MALİYE BAKANI ERSİN TATAR: “Ekonomi uçuyor” sözleri ile dalga konusu oldu. Ekonomiyi ‘uçuran’ bakan olarak anılıyor. Kendilerinin uçuş hızına yetişemeyen vatandaş ise ‘sefilleri’ oynuyor. Yaptıkları zamlar ile rekorlar kırıyor. Rekor artışlar gerçekten havalarda uçuyor. Her şeye zam yaptı, vergileri artırdı. Seyrüsefer ruhsatlarını düşüreceğim dedi, artırdı. Emeklilerden vergi konusunda rezil oldu. Vergiyi kesti, sonra davayı kaybetti. Kestiği birkaç aylık vergiyi “ödeyeceğim” diye mahkemede söz verdi, onu da ödemedi. Birçok ödemeyi yapmadı… Burslar, destek primleri bekledi de bekledi… (Hâlâ bekleyenler var)

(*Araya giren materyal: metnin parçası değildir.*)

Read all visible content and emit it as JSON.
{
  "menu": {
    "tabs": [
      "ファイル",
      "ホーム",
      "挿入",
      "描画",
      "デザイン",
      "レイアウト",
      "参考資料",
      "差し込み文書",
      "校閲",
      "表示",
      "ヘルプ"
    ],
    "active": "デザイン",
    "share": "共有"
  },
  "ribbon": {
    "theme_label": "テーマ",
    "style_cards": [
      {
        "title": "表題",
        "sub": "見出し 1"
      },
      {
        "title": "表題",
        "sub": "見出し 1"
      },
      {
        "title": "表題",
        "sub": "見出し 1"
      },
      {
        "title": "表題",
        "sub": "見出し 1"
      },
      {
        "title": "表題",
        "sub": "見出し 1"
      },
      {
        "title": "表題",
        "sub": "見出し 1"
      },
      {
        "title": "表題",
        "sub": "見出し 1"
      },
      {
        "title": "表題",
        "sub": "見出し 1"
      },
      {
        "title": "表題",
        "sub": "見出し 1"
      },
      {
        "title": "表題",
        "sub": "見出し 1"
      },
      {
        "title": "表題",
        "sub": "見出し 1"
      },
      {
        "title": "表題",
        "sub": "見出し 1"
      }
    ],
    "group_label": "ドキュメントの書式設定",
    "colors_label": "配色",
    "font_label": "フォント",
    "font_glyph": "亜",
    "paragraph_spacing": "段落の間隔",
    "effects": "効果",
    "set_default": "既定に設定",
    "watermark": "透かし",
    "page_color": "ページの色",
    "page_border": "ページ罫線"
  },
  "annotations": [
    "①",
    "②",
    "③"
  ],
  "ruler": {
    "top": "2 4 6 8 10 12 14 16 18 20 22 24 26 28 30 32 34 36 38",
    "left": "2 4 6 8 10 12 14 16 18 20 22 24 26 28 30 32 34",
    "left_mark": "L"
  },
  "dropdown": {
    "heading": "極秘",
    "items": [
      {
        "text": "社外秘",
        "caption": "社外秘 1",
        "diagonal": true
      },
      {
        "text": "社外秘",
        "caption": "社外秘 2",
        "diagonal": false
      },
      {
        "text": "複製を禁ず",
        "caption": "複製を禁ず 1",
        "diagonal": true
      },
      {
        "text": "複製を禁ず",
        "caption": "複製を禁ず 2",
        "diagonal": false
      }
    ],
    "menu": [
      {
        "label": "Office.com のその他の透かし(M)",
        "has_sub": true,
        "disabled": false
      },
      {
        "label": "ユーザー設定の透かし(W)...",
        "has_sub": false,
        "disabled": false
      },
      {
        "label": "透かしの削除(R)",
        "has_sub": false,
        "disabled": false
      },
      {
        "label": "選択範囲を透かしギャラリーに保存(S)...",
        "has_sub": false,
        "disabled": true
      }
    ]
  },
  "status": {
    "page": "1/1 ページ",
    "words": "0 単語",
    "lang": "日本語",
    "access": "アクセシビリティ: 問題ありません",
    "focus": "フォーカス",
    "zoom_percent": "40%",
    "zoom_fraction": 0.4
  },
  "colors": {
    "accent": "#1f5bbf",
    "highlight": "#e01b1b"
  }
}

İÇİŞLERİ BAKANI NAZIM ÇAVUŞOĞLU: Bakanlığında meydana gelen ‘rüşvet’ olaylarıyla gündeme geldi. Tabi bir de ‘şeffaflıktan’ dem vurup, binlerce kişiyi el altından vatandaş yapmasıyla… Şimdi de yurttaşlık birimi iğne atsanız yere düşmez ama Bakanın savunması: ‘Şeffafız, rutin işler’ Joker olması ile de bilindi… UBP hükümetinde 4 bakanlıkta görev aldı. Daha öce Tahsin Ertuğruloğlu’na yakındı, sonra Eroğlu’na… Şimdi de Küçük’e… Yani “işini” bildi…
DIŞİŞLERİ BAKANI HÜSEYİN ÖZGÜRGÜN: Ne Cumhurbaşkanlığı ne de Başbakan tarafından onay görmedi hiçbir ‘dış’ temasta Cumhurbaşkanı ve Başbakan ile yer almadı. Ayrılıkçı politikaları ile ‘dış temasları’ verdiği demeçlerle sınırlı kaldı. Ha bir de yurt dışında devlet bütçesinden pahalı otellerde kalmasıyla gündeme geldi. Magazin konuları ile bilindi. (Detayları biliyorsunuz)
TURİZM ve ÇEVRE BAKANI ÜNAL ÜSTEL: Bir ‘uçan’ bakan daha… Çevre Bakanlığı kısmı ile pek ilgilenmedi ‘turizme’ ağırlık verdi. Memlekette durmadı, memleket memleket gezdi, ailesini de yanında götürdü. Bakanlığı döneminde bol bol tatil yaptı. Turist sayısı çoğaldı diye sevindi, esnaf ‘turist gelmiyor’ diye dert yandı. Çevrenin en çok tahrip edildiği dönemin bakanı oldu, tıs çıkarmadı. (Bakınız: Karpaz)
NECDET NUMAN: O bakanlık bekliyordu, olmadı. Genel sekreterlik ile yetindi. Meclis kürsüsünde konuştuğu pek görülmedi. Rulet masasındaki “bayram ziyareti” manşette yer aldı.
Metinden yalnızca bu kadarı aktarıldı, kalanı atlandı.